Mark Kelley, a partner at the Hickory Consortium formed under DOE’s “Building America”  program was one of the first mechanical engineers of my ken who started the mantra of “looking at buildings as if they are systems”. As if! Of course they are, as Hafiz pointed out in the 14th century, (paraphrasing), “you will finally understand what every atom and universe understands, when one of us wiggles, we all wiggle.” I used to design jet engines. And yes, today, I am happy to fly with those engines keeping me in the air. Everybody knew that a jet engine was a system, that you could write an equation for the airflow and fuel supply and determine the thrust and then optimize the fuel consumption for a given thrust. But for a building? For the energy related parts a resounding “Yes”; and you could write it so that you could optimize the cost of ownership. Who knew? Better to ask “Who knows?”.

  1. Today we call the practice “Building Energy Performance Analysis”, BEPA (gotta love those acronyms). Usually we use some type of spreadsheet to do the dirty work of equation formation, but when we are done we can “simulate” the building performance before we build it.
  2. Using this tool, we can make trade offs for insulation thickness, window quality, mechanical system type, fuel, and efficiency; as well as exterior shading (trees!), orientation to the sun, window size and configuration, and so forth and arrive at an “optimized” design.

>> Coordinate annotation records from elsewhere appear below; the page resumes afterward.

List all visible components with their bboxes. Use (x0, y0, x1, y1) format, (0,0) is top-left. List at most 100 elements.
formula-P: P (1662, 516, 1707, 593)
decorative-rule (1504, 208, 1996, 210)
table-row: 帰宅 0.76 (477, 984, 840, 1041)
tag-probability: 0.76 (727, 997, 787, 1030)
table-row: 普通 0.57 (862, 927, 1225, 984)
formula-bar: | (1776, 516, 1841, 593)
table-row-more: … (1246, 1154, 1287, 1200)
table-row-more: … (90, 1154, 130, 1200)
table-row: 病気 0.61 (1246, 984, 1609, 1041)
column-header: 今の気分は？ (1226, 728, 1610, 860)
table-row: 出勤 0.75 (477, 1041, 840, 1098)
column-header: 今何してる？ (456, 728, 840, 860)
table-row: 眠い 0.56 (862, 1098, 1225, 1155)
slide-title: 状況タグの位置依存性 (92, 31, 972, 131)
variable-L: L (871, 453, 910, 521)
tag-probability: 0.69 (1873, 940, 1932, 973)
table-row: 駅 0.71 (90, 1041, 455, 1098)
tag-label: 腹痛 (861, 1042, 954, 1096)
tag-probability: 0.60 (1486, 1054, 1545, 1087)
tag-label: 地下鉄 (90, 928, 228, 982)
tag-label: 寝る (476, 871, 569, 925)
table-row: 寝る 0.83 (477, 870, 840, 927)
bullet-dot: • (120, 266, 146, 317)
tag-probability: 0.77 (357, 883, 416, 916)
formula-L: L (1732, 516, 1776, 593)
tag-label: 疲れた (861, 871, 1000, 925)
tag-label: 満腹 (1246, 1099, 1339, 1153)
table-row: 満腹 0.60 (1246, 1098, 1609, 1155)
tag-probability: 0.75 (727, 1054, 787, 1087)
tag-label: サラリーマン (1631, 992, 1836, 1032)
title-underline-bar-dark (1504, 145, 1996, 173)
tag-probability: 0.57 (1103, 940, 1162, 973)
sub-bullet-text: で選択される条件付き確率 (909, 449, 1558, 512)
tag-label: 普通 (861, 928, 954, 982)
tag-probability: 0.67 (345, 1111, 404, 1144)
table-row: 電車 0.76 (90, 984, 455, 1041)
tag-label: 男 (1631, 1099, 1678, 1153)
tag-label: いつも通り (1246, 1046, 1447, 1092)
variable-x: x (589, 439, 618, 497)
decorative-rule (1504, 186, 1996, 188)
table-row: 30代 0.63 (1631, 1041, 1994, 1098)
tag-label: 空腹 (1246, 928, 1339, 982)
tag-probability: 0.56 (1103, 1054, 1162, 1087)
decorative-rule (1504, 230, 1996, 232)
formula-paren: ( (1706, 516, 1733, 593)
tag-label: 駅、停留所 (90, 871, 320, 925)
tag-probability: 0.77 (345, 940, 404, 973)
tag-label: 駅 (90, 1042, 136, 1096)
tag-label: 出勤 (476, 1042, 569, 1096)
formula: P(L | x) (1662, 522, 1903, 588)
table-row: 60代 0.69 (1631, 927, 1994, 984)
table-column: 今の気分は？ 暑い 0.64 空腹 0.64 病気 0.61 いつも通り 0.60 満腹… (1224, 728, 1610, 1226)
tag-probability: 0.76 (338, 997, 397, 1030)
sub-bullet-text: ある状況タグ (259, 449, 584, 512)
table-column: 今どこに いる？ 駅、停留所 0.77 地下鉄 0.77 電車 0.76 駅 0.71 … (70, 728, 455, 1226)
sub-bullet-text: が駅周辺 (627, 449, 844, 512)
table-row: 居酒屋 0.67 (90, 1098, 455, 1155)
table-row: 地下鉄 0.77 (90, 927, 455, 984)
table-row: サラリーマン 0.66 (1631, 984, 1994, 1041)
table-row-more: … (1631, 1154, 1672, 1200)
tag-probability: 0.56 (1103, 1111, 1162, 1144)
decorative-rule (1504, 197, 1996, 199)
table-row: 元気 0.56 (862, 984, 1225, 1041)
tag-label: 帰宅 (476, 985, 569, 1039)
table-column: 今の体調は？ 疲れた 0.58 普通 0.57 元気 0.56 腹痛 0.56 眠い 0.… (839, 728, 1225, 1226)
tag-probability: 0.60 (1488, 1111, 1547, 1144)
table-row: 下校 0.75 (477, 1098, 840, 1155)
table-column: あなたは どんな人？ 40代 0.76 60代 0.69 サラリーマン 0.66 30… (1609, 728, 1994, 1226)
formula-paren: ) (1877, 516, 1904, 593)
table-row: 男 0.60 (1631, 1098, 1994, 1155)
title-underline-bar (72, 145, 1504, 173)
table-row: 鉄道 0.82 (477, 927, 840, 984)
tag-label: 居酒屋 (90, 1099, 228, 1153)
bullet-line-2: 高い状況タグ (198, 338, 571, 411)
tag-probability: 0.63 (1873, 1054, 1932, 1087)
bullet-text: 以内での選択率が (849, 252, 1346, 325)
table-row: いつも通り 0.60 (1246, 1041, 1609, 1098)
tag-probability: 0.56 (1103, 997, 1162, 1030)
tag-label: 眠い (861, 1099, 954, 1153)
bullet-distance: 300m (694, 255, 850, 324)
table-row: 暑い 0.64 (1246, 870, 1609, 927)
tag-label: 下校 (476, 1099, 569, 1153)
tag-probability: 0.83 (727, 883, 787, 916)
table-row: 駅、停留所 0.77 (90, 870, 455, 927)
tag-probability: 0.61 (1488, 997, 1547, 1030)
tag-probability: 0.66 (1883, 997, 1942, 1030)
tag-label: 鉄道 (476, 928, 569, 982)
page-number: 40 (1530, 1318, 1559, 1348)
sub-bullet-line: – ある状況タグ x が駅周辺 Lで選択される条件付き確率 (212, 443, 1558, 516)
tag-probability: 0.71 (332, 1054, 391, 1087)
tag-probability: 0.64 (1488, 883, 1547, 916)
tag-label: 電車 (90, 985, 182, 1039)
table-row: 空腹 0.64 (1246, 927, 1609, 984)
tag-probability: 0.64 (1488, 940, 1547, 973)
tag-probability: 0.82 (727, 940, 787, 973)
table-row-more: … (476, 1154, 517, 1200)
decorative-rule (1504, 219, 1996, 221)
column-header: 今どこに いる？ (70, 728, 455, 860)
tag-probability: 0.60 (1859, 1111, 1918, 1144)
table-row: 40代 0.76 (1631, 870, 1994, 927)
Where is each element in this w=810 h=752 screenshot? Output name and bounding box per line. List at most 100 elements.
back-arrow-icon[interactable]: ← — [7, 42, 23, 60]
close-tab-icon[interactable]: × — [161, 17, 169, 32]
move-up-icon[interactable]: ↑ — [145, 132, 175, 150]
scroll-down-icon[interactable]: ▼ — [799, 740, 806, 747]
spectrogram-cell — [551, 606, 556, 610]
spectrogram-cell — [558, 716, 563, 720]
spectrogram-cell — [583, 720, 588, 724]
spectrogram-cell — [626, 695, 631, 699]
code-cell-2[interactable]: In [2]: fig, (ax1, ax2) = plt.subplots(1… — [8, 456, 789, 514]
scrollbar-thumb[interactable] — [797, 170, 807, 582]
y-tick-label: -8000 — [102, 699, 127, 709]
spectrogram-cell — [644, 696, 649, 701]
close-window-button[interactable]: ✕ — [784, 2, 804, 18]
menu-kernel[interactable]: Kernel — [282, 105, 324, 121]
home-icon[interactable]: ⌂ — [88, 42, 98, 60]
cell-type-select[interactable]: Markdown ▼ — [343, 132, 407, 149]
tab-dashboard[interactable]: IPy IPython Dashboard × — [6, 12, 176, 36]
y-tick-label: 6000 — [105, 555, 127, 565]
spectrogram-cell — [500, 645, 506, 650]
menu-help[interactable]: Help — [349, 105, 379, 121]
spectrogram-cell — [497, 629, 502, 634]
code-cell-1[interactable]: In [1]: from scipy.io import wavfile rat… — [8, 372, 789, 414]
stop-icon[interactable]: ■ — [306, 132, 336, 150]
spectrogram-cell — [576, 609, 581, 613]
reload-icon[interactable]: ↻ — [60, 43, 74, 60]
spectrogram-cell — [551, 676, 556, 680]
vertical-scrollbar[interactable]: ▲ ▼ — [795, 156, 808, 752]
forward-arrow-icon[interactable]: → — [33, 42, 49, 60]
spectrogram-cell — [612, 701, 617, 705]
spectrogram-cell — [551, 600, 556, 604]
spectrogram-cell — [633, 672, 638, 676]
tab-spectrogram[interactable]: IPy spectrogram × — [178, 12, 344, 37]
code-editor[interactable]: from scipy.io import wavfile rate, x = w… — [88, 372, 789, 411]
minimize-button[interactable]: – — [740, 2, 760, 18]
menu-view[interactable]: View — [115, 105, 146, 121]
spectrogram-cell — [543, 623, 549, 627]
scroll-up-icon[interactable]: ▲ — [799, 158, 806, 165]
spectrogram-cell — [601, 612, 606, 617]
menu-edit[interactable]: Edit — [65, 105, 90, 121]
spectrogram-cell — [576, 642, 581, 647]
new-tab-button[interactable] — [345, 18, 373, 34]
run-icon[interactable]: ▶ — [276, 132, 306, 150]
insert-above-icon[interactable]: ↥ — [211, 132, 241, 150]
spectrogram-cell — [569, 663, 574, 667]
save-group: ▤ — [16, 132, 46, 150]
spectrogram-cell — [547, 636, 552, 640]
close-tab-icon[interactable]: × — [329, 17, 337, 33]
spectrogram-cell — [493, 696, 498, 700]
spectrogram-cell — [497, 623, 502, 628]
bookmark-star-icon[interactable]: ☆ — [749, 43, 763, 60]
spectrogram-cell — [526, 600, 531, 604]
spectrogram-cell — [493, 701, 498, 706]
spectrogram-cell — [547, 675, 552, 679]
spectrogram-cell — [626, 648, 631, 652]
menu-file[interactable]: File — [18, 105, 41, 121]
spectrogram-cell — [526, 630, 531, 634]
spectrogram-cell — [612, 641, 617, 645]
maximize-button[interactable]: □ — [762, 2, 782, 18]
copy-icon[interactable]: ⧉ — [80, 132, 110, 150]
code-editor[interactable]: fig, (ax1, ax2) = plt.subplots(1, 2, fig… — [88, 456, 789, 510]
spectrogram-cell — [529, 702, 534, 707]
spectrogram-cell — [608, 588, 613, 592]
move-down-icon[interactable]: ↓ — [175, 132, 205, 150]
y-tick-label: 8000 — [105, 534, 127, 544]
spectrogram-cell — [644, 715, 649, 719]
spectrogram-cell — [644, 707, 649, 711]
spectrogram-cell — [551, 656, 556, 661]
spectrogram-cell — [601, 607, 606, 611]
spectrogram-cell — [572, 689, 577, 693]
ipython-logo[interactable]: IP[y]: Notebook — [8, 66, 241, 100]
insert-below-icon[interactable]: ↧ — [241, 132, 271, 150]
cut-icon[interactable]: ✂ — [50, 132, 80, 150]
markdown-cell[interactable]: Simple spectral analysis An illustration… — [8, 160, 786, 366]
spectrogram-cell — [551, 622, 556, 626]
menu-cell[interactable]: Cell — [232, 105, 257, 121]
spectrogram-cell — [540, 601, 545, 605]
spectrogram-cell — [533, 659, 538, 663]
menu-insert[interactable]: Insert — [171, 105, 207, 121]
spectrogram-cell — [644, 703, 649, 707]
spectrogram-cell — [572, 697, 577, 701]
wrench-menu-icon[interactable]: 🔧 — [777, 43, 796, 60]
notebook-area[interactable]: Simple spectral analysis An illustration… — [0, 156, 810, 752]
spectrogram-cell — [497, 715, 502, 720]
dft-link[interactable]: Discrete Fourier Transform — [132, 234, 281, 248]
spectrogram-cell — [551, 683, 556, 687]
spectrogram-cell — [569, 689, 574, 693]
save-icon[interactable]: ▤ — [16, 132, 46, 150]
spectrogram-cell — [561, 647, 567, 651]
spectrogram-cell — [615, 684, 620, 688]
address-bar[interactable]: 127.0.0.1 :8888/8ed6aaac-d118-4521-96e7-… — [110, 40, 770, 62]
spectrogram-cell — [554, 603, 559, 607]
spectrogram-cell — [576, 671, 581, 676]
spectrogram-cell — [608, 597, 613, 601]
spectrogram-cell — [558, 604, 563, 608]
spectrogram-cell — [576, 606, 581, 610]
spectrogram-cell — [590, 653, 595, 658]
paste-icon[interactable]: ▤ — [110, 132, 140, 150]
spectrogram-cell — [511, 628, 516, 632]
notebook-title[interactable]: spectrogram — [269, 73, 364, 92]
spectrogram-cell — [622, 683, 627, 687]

  3. But remember, and this is the commonsense part: The building is not the model, and doesn’t even know about the model- it will perform as it was built. It is up to the construction delivery team to build and verify that the model design intent was executed properly. Henry Gifford has said that the building performance awards so proudly displayed in the lobby should be attached with screws that will allow removal if the building doesn’t perform according to the model predictions. There have been too many examples of buildings not performing as designed, not having equipment as specified, and just plain not even having the equipment installed to corroborate Mr. Gifford’s reservations. For example, we used to think that R-19 insulation in a wooden stud bay gave an R-19 wall. Tests have shown that between the conduction through the wood studs, gaps where the insulation doesn’t touch the studs, and air leakage that we are lucky to get the equivalent of R-11.